Security resellers and MSPs certainly have their work cut out for them in terms of earning IT decision makers’ trust, and therefore maintaining their business.
That’s according to new research by ESET, which asked more than 100 IT decision makers about their future plans around cybersecurity and their views toward their security partners.
Trust is the most important factor for CIOs when choosing IT partners to work with, but trust appears to be falling short, with only one-half of CIOs saying they trust their existing security reseller quite a lot or a great deal, while less than one-quarter said the same about providers they don’t currently work with.
David Mole, ESET‘s U.K. channel director, tells us the lack of trust could be due to a lack of communication and transparency.
“Keeping CIOs up to date on how active and proactive the reseller is being when it comes to quality assurance is an important component of keeping trust,” he said. “With cybersecurity, a breach is often not about if, but when. So it is an imperative that the reseller demonstrates how they are constantly reevaluating their security provision. This is where trust comes clearly into the equation.”

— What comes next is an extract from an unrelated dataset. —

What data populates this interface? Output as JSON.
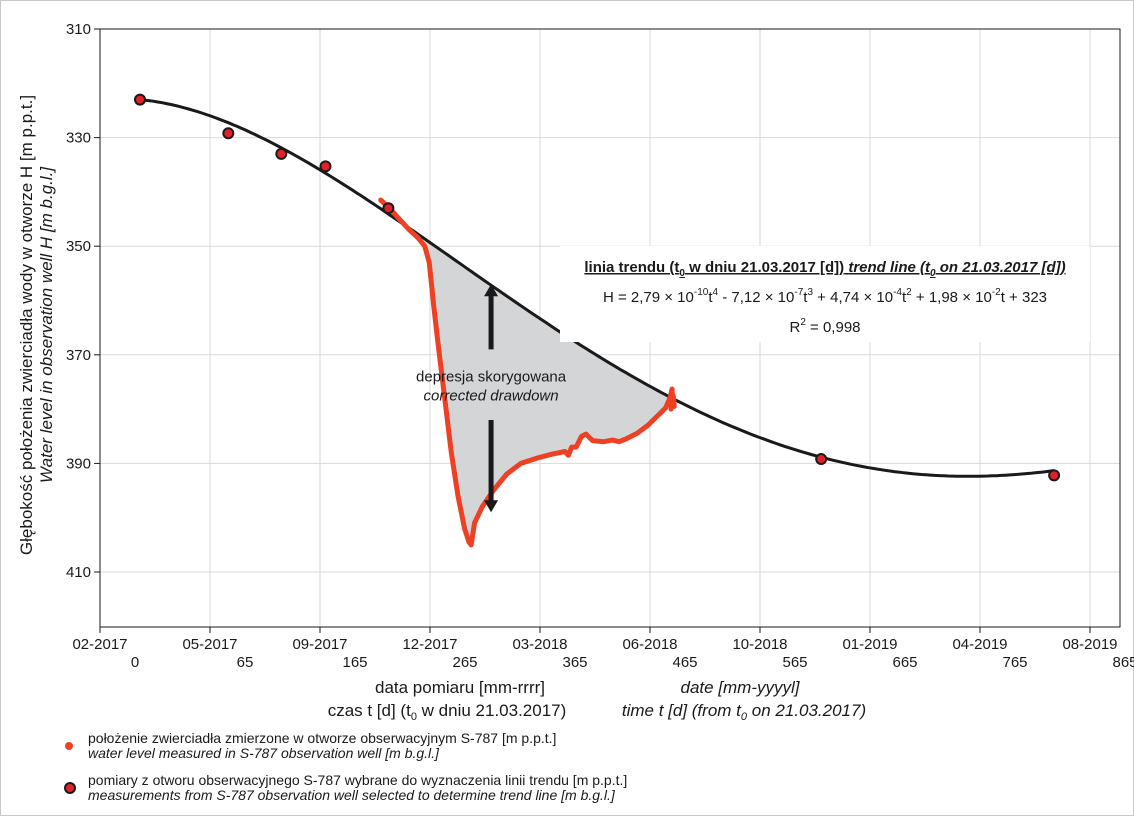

CIOs are subcontracting critical services to protect their businesses from increasing cyberthreats, Mole said. Businesses have increasing legal responsibility, and checks and balances to protect their customer data, with the very real possibility of extreme financial penalties if they don’t, he said.
According to research by FireEye, the vast majority of organizations plan to increase their cybersecurity budgets this year, with nearly 40% of U.S. organizations surveyed expecting budget increases of 10% or more.
CIOs rate trust in their channel partner as more important than having a high level of technical and engineering expertise, and cost, while their provider’s knowledge of new technologies is rated as significantly less important in influencing end-users’ choice of security supplier, according to ESET. Right at the bottom of the pile in terms of importance, however, are regular contact from account managers, a painless renewals process and peer recommendation.
When asked whom they trust most for guidance in selecting IT security products, potential new providers of IT products and services ranked as the least trusted source of guidance at an average of just 2.5. CIOs, however, are most likely to turn to peers at other organizations in a relevant sector ahead of any other source. Peers are placed way ahead of current VAR or MSP partners and security vendors.
Meanwhile, government entities are less trusted than one might expect, and there is further evidence of the lack of faith IT professionals have in their colleagues as the average level of trust placed in employees’ ability to follow IT security best practice is rated at just 2.86.
“I think the research throws up that there is certainly work to be done to bridge the trust gap,” Mole said. “It is also probable that many MSPs are working hard in the background but not communicating their good work. A good place to start can be as simple as customer satisfaction surveys that shed light on any trust gap and will go some way to helping the MSP understand what changes they need to make to bridge that trust gap.”
Channel partners need to demonstrate experience and understanding of the unique challenges faced by end users, emphasize the value that they can add, ensure that they are focused on adding real value for the long term and deliver on their promises, he said.